Bizarre ? En fait, Hathaway fait remarquer qu’une grande partie des mécanismes à l’origine du cycle solaire de 11 ans nous reste parfaitement inconnue. " Nous ne sommes en mesure d’observer l’activité solaire en X par satellite que depuis le milieu des années 70. Et les premières éjections de matière coronale n’ont été découvertes que quelques années plus tard, par le septième satellite dédié à ces études "

Cela revient à dire que nous ne savons pas vraiment à quoi ressemble un cycle solaire typique. Les scientifiques n’ont pu suivre avec les satellites que trois cycles depuis 1975, dont deux seulement au complet. " Pas de quoi tirer des conclusions définitives avec si peu de données " confirme-t-il.

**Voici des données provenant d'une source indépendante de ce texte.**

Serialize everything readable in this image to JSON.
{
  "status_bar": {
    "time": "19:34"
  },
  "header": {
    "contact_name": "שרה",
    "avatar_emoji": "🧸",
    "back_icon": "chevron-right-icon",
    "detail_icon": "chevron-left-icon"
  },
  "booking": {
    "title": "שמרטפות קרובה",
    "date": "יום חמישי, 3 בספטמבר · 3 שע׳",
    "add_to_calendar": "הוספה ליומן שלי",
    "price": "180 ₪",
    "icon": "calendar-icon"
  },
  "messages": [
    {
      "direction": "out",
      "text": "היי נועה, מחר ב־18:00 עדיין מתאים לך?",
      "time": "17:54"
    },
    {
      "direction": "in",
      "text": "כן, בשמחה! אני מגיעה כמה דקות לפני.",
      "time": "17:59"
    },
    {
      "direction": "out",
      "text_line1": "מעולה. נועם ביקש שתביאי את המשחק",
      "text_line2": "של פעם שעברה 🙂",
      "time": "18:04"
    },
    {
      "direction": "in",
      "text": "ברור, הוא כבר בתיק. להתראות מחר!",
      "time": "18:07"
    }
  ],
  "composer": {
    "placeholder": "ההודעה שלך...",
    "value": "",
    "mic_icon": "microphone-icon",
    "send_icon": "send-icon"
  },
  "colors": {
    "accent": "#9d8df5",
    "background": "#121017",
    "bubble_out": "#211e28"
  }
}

Voici d’ailleurs une anecdote qui illustre parfaitement le propos d’Hathaway : avant 2005, le dernier minimum solaire était attendu en 1996. Le soleil, à cette époque, s’est comporté de façon exactement conforme aux prévisions : de la fin 1992 jusqu’en 1995, les taches se sont peu à peu raréfiées au point de disparaître presque complètement, et il n’y eut tout simplement aucune éruption de classe X durant toutes ces années. Ce fut une période de calme plat. C’est alors qu’en 1996, tandis que le nombre de taches atteignait son plus bas niveau –Boum ! – une éruption de classe X se produisit à la surface d’un soleil serein, et théoriquement en plein minimum.

" Le soleil peut s’avérer très imprévisible " confirme Hathaway. C’est une particularité que les planificateurs de la Nasa doivent prendre en compte dans la perspective d’envoyer des hommes sur la Lune ou sur Mars.

Mais revenons à 2005. Cette année est-elle une aberration, ou bien un sursaut d’activité normal à l’approche du minimum ? " Il nous faut observer encore plusieurs cycles solaires pour espérer répondre à cette question un jour. Et comme chaque cycle dure 11 ans, la réponse n’est pas pour demain " conclut-il.

En attendant, Hathaway attend avec impatience 2006, année à laquelle le minimum doit être atteint. Comment se comportera alors le Soleil ? Personne ne peut le dire…

Dans notre dictionnaire de l'astronomie...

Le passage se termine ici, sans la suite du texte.